- Born: Provo, Utah, U.S.
- Genres: Contemporary Christian music; Christmas;
- Occupations: Composer; arranger; performer;
- Instruments: Piano

= Clyde Bawden =

Clyde Bawden is an American composer of contemporary Christian music.

== Early life ==
Clyde Bawden was born and raised in Provo, Utah, where he worked in real estate, education, and performed missionary work. He moved his family to Mesa, Arizona, where he began writing piano compositions and performing them for schools.

== Career ==
In 1999, Bawden released his debut album Pure Inspiration. In her review of the album, AllMusic's Dacia A. Blodgett-Williams praised it as "an excellent collection of inspirational melodies" and described Bawden as "an artist to watch in the upcoming years."

Bawden arranged and performed the song "I Need Thee Every Hour" for the soundtrack to the 2011 film Higher Ground, Vera Farmiga's directorial debut.

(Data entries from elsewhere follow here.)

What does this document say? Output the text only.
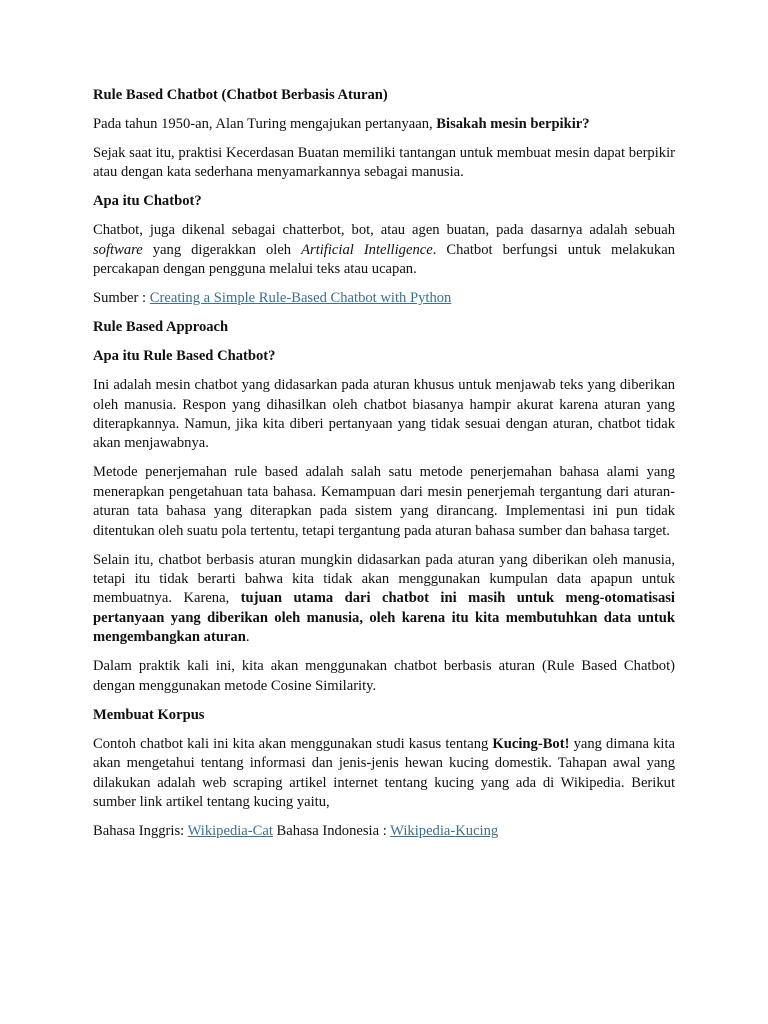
Rule Based Chatbot (Chatbot Berbasis Aturan)

Pada tahun 1950-an, Alan Turing mengajukan pertanyaan, Bisakah mesin berpikir?

Sejak saat itu, praktisi Kecerdasan Buatan memiliki tantangan untuk membuat mesin dapat berpikir atau dengan kata sederhana menyamarkannya sebagai manusia.

Apa itu Chatbot?

Chatbot, juga dikenal sebagai chatterbot, bot, atau agen buatan, pada dasarnya adalah sebuah software yang digerakkan oleh Artificial Intelligence. Chatbot berfungsi untuk melakukan percakapan dengan pengguna melalui teks atau ucapan.

Sumber : Creating a Simple Rule-Based Chatbot with Python

Rule Based Approach
Apa itu Rule Based Chatbot?

Ini adalah mesin chatbot yang didasarkan pada aturan khusus untuk menjawab teks yang diberikan oleh manusia. Respon yang dihasilkan oleh chatbot biasanya hampir akurat karena aturan yang diterapkannya. Namun, jika kita diberi pertanyaan yang tidak sesuai dengan aturan, chatbot tidak akan menjawabnya.

Metode penerjemahan rule based adalah salah satu metode penerjemahan bahasa alami yang menerapkan pengetahuan tata bahasa. Kemampuan dari mesin penerjemah tergantung dari aturan-aturan tata bahasa yang diterapkan pada sistem yang dirancang. Implementasi ini pun tidak ditentukan oleh suatu pola tertentu, tetapi tergantung pada aturan bahasa sumber dan bahasa target.

Selain itu, chatbot berbasis aturan mungkin didasarkan pada aturan yang diberikan oleh manusia, tetapi itu tidak berarti bahwa kita tidak akan menggunakan kumpulan data apapun untuk membuatnya. Karena, tujuan utama dari chatbot ini masih untuk meng-otomatisasi pertanyaan yang diberikan oleh manusia, oleh karena itu kita membutuhkan data untuk mengembangkan aturan.

Dalam praktik kali ini, kita akan menggunakan chatbot berbasis aturan (Rule Based Chatbot) dengan menggunakan metode Cosine Similarity.

Membuat Korpus

Contoh chatbot kali ini kita akan menggunakan studi kasus tentang Kucing-Bot! yang dimana kita akan mengetahui tentang informasi dan jenis-jenis hewan kucing domestik. Tahapan awal yang dilakukan adalah web scraping artikel internet tentang kucing yang ada di Wikipedia. Berikut sumber link artikel tentang kucing yaitu,

Bahasa Inggris: Wikipedia-Cat Bahasa Indonesia : Wikipedia-Kucing
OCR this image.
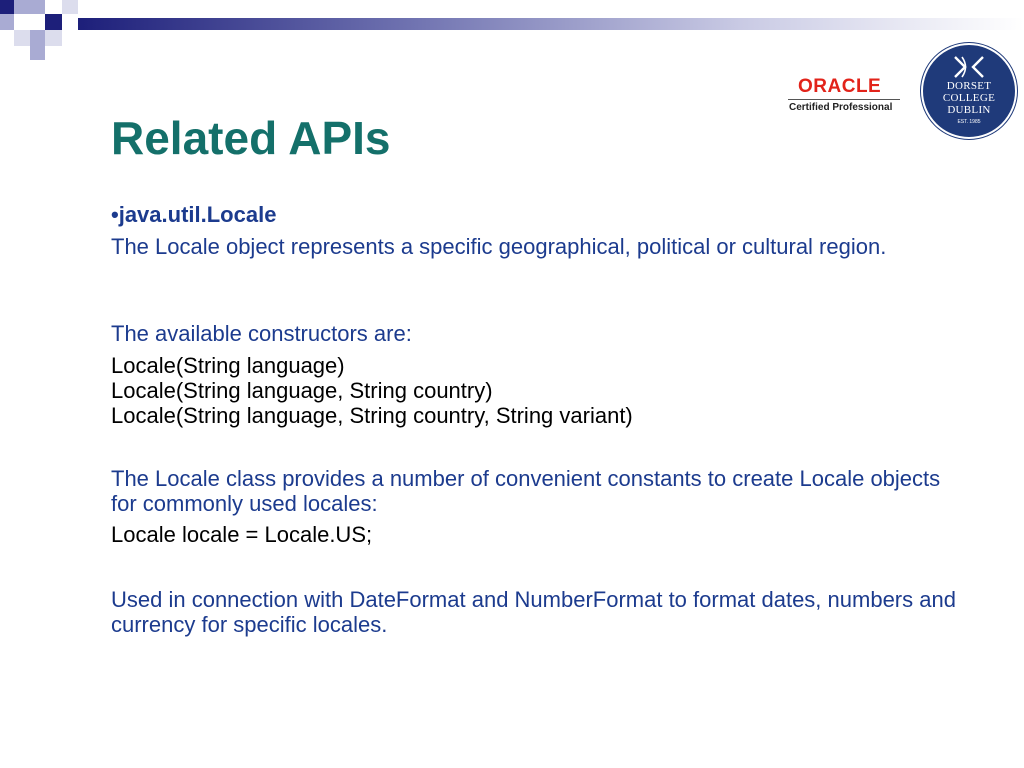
ORACLE
Certified Professional
DORSET
COLLEGE
DUBLIN
EST. 1985
Related APIs

•java.util.Locale

The Locale object represents a specific geographical, political or cultural region.

The available constructors are:

Locale(String language)

Locale(String language, String country)

Locale(String language, String country, String variant)

The Locale class provides a number of convenient constants to create Locale objects for commonly used locales:

Locale locale = Locale.US;

Used in connection with DateFormat and NumberFormat to format dates, numbers and currency for specific locales.
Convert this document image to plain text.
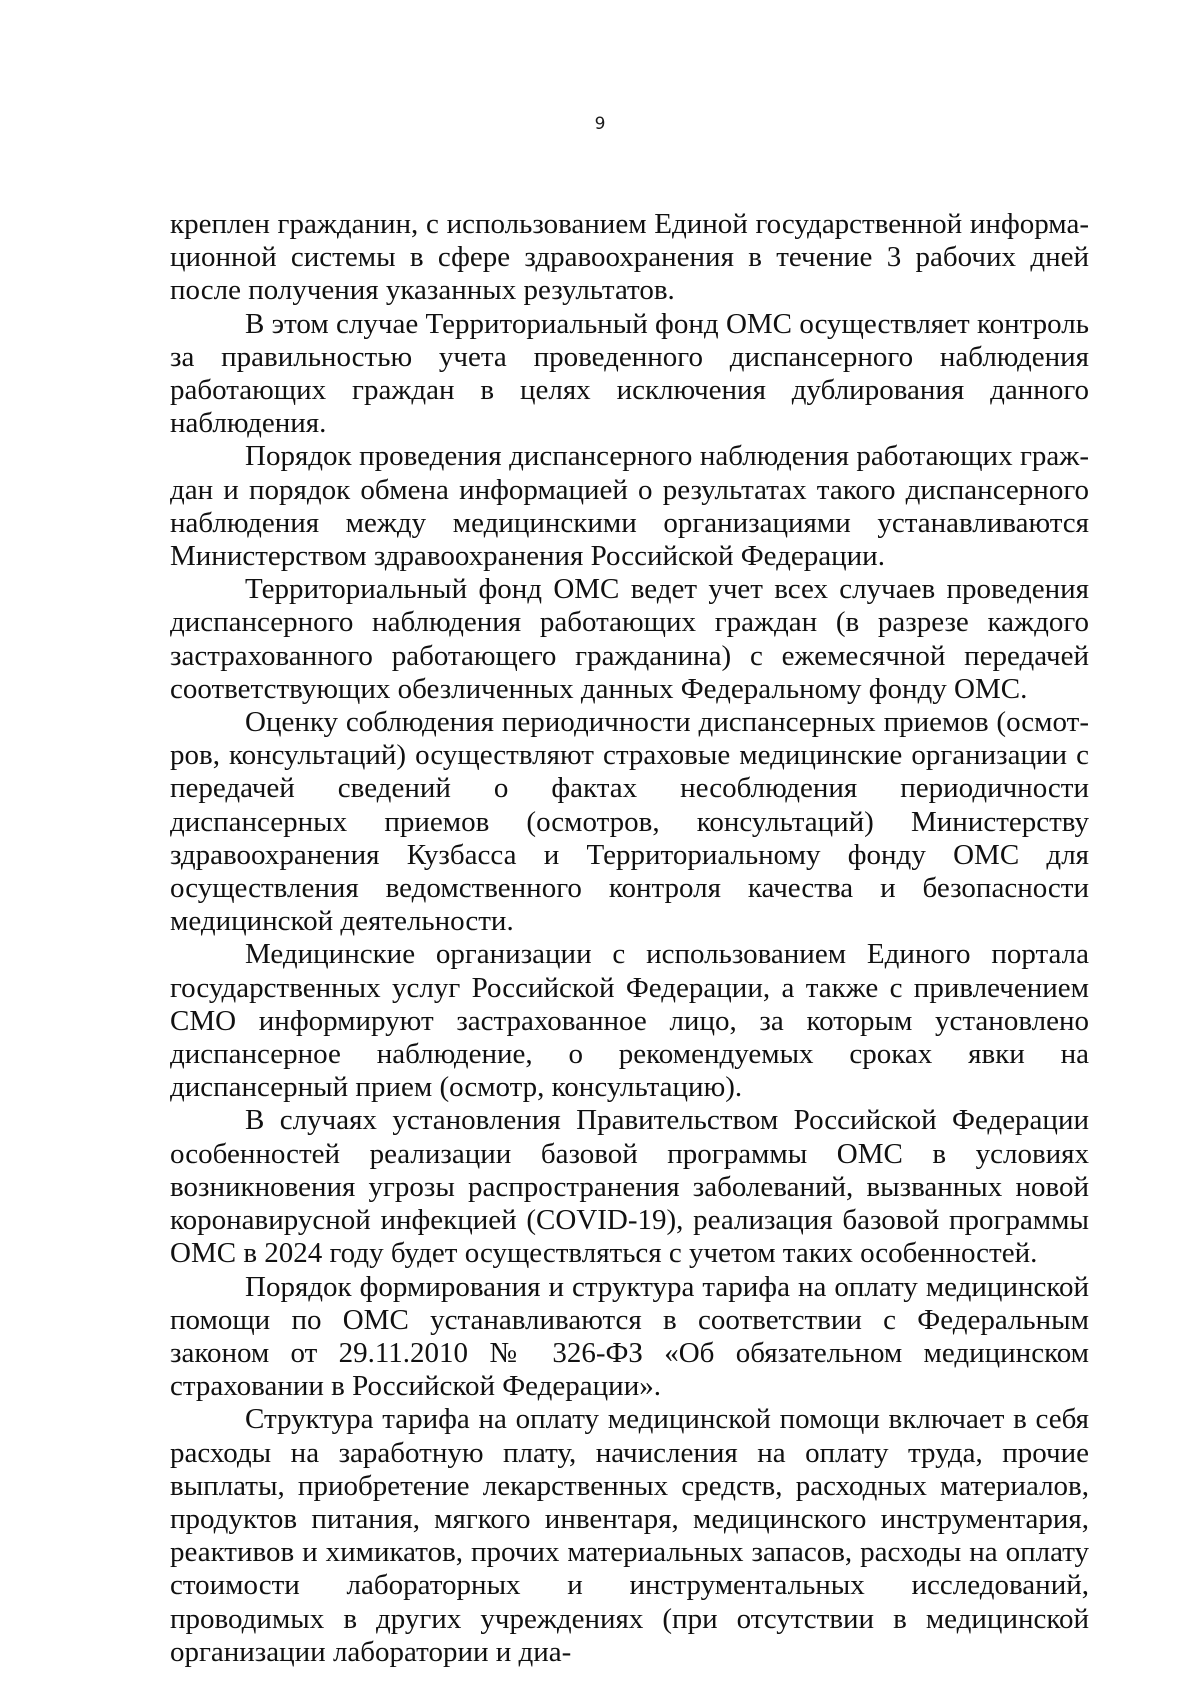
9

креплен гражданин, с использованием Единой государственной информационной системы в сфере здравоохранения в течение 3 рабочих дней после получения указанных результатов.

В этом случае Территориальный фонд ОМС осуществляет контроль за правильностью учета проведенного диспансерного наблюдения работающих граждан в целях исключения дублирования данного наблюдения.

Порядок проведения диспансерного наблюдения работающих граждан и порядок обмена информацией о результатах такого диспансерного наблюдения между медицинскими организациями устанавливаются Министерством здравоохранения Российской Федерации.

Территориальный фонд ОМС ведет учет всех случаев проведения диспансерного наблюдения работающих граждан (в разрезе каждого застрахованного работающего гражданина) с ежемесячной передачей соответствующих обезличенных данных Федеральному фонду ОМС.

Оценку соблюдения периодичности диспансерных приемов (осмотров, консультаций) осуществляют страховые медицинские организации с передачей сведений о фактах несоблюдения периодичности диспансерных приемов (осмотров, консультаций) Министерству здравоохранения Кузбасса и Территориальному фонду ОМС для осуществления ведомственного контроля качества и безопасности медицинской деятельности.

Медицинские организации с использованием Единого портала государственных услуг Российской Федерации, а также с привлечением СМО информируют застрахованное лицо, за которым установлено диспансерное наблюдение, о рекомендуемых сроках явки на диспансерный прием (осмотр, консультацию).

В случаях установления Правительством Российской Федерации особенностей реализации базовой программы ОМС в условиях возникновения угрозы распространения заболеваний, вызванных новой коронавирусной инфекцией (COVID-19), реализация базовой программы ОМС в 2024 году будет осуществляться с учетом таких особенностей.

Порядок формирования и структура тарифа на оплату медицинской помощи по ОМС устанавливаются в соответствии с Федеральным законом от 29.11.2010 № 326-ФЗ «Об обязательном медицинском страховании в Российской Федерации».

Структура тарифа на оплату медицинской помощи включает в себя расходы на заработную плату, начисления на оплату труда, прочие выплаты, приобретение лекарственных средств, расходных материалов, продуктов питания, мягкого инвентаря, медицинского инструментария, реактивов и химикатов, прочих материальных запасов, расходы на оплату стоимости лабораторных и инструментальных исследований, проводимых в других учреждениях (при отсутствии в медицинской организации лаборатории и диа-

In 2012, Clyde Bawden teamed up with fellow composer Jason Barney to write and produce the Christmas album Brighter Days Ahead with Clyde Bawden, which entered the Billboard 200 chart at number 179.

The following year, the pair worked together to create another Christmas album: Glenn Beck Presents: Believe Again, which featured artists like David Osmond. In December 2013, the album reached #63 on the Billboard 200 chart.

Bawden began his career as a solo artist, but In 2007 he worked with photographer Mark Mabry to write the original score to Reflections of Christ and again in 2009 followed up with an original composition for Another Testament of Christ. Starting at number 6 on Billboards Regional Heatseeker #1s Mountain chart in November 2008, "Reflections of Christ" had climbed to #1 by January of the following year.

For several years, Clyde toured with the Reflections of Christ exhibit while composing the score for the movie Restoring Love, starring Glenn Beck.